Many other functions have been added to this module to handle the analysis of repeating and near-repeating earthquakes, including stacking routines, clustering algorithms, magnitude calculation both by amplitude picking and by singular value decomposition. I recommend you take a look in here to see if any of it is useful. There are also some plotting routines that make handling large datasets a little simpler. Most recently I have added a simple synthetic seismogram generator, which is currently my main project focus.

Since earlier versions the core modules have moved away from using parameter files, and instead rely on explicit argument calls. The parameter files are still included by not documented here (see inside the par files), and remain useful when generating batch scripts (see the scripts in the github repo).

Within core you will find the core routines to generate templates, (template_gen) search for likely templates (bright_lights) and compute cross-channel correlations from these templates (match_filter). The bright_lights and match_filter submodules have been designed with parallel computing in mind, to the extent that the more cores and machines you have running them the better. These rely on the python multiprocessing module to handle parallelisation at lower-levels. You can also do some ‘brute-force’ parallelisation on a day level when computing detections over multiple days. I tend to run one day per node of a cluster computer, with each day running templates in parallel.

1.5. Running tests

One of the main goals of EQcorrscan is to improve reliability and reproducibility of earthquake detection. To this end, EQcorrscan has a moderate test-base (you can check how much of our codebase if tested by looked at the badges in the github repository). You can also run these tests yourself locally to ensure that everything runs as you would expect in your environment. Although every effort has been made to ensure these tests run smoothly on all supported environments (using the ci bots), if you do find any issues, please let us know on the github page.

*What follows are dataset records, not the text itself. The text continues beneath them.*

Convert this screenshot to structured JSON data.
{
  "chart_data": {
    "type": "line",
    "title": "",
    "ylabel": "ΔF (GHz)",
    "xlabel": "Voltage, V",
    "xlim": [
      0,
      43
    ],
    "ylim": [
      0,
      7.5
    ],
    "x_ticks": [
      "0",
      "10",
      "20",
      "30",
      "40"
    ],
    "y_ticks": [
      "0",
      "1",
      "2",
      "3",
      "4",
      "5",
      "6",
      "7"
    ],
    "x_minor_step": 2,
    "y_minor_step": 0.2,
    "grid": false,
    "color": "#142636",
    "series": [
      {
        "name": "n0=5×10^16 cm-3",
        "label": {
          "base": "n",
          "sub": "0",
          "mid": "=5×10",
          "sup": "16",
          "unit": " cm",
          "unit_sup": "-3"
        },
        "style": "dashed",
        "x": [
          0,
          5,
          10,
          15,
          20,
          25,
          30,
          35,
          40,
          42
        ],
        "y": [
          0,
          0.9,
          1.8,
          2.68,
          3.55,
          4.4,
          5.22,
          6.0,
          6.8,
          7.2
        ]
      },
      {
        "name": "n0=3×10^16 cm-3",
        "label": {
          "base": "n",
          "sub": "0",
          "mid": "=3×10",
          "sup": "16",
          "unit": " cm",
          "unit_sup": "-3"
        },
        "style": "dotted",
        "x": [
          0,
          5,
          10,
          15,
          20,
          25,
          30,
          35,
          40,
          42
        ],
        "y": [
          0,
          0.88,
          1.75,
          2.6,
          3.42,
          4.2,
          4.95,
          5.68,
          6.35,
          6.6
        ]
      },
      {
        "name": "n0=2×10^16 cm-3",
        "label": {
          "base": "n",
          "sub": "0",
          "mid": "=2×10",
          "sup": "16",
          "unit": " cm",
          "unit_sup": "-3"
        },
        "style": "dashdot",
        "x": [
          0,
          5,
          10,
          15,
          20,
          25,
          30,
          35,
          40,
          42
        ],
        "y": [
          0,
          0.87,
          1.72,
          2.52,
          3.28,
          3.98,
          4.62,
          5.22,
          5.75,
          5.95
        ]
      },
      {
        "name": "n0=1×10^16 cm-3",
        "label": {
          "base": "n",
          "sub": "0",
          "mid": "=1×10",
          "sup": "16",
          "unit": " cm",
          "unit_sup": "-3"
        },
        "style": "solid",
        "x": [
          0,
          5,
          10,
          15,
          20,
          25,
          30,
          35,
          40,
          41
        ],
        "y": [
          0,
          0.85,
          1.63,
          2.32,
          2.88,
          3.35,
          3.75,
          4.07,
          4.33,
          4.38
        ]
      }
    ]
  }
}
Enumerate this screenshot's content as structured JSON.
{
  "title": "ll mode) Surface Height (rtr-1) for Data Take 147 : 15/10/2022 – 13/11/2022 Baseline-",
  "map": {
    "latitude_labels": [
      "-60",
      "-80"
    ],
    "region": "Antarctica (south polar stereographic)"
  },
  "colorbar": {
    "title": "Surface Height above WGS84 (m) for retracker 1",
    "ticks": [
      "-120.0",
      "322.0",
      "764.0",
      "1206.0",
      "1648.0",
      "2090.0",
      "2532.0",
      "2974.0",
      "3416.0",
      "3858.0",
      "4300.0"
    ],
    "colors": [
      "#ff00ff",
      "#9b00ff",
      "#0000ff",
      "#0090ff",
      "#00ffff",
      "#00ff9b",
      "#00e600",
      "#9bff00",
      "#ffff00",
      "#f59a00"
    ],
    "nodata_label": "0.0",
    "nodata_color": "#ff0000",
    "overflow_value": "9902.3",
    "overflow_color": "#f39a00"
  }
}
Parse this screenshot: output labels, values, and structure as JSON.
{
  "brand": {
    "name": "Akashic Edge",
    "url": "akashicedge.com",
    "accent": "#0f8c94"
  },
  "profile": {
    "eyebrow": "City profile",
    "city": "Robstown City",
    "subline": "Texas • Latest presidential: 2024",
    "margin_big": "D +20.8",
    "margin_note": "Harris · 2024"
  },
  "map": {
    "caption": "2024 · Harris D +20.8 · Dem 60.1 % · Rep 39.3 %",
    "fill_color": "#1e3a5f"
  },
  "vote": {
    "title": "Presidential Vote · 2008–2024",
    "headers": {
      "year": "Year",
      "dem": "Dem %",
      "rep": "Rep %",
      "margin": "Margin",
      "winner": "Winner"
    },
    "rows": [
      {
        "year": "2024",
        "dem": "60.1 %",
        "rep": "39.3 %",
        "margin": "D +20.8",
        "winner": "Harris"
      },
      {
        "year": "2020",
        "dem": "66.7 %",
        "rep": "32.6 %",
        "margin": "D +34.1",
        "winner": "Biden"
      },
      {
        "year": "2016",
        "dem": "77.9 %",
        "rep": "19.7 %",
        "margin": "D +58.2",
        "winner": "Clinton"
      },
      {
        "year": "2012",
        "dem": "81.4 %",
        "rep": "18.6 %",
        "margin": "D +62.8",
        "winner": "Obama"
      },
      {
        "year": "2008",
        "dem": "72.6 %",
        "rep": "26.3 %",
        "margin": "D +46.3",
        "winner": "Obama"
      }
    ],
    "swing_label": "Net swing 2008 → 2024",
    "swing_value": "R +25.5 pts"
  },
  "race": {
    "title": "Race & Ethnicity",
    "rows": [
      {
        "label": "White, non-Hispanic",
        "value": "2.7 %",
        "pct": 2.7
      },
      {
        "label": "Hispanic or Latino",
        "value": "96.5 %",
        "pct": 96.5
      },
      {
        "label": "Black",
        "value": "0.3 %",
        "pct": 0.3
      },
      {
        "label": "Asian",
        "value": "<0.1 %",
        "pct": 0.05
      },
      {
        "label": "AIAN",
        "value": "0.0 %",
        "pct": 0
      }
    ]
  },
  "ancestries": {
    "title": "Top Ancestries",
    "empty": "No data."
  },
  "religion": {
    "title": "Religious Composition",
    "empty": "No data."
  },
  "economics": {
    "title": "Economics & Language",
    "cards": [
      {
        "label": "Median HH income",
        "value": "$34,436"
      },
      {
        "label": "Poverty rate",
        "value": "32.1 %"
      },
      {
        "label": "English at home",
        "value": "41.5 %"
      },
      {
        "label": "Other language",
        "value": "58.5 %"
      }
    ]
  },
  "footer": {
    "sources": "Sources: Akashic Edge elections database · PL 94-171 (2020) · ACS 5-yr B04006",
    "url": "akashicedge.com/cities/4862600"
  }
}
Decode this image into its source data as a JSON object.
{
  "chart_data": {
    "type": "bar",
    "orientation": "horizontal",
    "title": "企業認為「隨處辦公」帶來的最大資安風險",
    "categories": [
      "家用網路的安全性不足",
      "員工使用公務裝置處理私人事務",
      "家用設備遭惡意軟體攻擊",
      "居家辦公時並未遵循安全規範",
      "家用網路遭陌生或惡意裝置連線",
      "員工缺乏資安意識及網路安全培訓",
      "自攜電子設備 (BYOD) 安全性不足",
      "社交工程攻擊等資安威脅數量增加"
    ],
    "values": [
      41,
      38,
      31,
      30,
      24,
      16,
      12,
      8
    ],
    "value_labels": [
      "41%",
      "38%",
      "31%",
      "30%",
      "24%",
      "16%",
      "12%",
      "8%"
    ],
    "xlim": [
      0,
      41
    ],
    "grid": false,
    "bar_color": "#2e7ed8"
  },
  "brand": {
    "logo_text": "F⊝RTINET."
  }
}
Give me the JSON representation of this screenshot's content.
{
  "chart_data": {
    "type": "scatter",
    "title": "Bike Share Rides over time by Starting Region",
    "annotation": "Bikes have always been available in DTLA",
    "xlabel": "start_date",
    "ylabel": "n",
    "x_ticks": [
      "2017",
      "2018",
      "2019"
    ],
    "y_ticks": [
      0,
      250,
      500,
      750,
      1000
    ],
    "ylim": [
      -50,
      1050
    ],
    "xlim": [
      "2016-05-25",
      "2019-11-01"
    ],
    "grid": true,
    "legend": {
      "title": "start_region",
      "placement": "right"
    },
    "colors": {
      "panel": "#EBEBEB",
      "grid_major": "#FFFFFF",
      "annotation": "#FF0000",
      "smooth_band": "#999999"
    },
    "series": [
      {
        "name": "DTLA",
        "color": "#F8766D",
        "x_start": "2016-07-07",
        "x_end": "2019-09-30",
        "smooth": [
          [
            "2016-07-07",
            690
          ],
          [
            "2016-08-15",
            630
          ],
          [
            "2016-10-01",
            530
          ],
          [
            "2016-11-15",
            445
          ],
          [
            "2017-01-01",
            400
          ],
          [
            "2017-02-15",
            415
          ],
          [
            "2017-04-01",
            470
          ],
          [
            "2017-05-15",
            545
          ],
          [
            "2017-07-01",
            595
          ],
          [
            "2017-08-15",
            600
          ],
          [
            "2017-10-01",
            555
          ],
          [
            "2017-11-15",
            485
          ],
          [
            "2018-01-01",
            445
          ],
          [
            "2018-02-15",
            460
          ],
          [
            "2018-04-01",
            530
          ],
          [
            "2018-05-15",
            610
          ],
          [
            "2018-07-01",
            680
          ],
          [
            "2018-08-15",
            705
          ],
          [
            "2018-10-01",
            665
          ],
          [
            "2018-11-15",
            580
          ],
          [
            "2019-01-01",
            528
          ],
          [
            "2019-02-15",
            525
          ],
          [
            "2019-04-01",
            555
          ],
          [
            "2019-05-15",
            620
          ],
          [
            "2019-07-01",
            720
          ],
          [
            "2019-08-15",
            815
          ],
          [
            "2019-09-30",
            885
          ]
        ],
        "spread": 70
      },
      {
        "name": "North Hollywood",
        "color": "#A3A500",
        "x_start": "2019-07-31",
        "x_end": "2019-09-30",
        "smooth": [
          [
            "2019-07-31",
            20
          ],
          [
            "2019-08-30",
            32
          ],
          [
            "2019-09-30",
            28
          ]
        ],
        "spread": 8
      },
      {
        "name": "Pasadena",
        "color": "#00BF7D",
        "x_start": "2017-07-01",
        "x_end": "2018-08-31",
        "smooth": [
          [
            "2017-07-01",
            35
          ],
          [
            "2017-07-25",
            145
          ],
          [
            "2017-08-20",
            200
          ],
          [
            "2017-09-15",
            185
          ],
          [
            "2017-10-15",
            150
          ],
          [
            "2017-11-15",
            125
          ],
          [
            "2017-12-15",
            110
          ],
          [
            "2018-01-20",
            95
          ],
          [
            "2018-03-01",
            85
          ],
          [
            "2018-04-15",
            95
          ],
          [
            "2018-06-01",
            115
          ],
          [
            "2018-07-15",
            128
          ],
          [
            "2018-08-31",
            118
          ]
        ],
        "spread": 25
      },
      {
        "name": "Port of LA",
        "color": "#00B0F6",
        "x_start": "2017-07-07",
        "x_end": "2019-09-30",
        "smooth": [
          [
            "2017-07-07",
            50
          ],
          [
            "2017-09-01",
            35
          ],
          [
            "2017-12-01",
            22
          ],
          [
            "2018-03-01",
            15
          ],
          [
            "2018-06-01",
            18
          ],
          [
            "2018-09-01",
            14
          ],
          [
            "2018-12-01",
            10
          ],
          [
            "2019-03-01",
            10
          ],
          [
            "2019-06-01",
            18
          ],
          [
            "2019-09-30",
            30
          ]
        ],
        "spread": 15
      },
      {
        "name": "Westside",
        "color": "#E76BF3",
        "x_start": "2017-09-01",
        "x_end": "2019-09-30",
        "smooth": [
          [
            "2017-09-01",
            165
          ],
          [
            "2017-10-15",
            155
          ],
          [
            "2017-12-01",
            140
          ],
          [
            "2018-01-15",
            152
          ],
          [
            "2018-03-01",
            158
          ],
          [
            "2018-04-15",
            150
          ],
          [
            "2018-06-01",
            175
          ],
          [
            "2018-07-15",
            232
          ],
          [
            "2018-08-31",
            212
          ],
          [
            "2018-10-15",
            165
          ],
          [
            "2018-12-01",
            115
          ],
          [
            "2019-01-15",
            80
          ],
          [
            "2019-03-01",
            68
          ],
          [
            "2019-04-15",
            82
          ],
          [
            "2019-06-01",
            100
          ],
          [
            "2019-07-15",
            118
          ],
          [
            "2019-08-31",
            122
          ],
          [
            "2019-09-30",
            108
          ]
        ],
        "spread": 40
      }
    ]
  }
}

To run the tests you will need to have pytest installed along with a couple of extras (pytest-pep8 and pytest-cov). These can be installed by pip:

pip install pytest pytest-pep8 pytest-cov

You will also need to have a clone of the github repository:

git clone https://github.com/eqcorrscan/EQcorrscan.git

You can then run the tests from within the repository directory:

python setup.py test

Tests will take about half an hour to run (as of v.0.1.4) and will provide a coverage report at the end and notify you of any failures.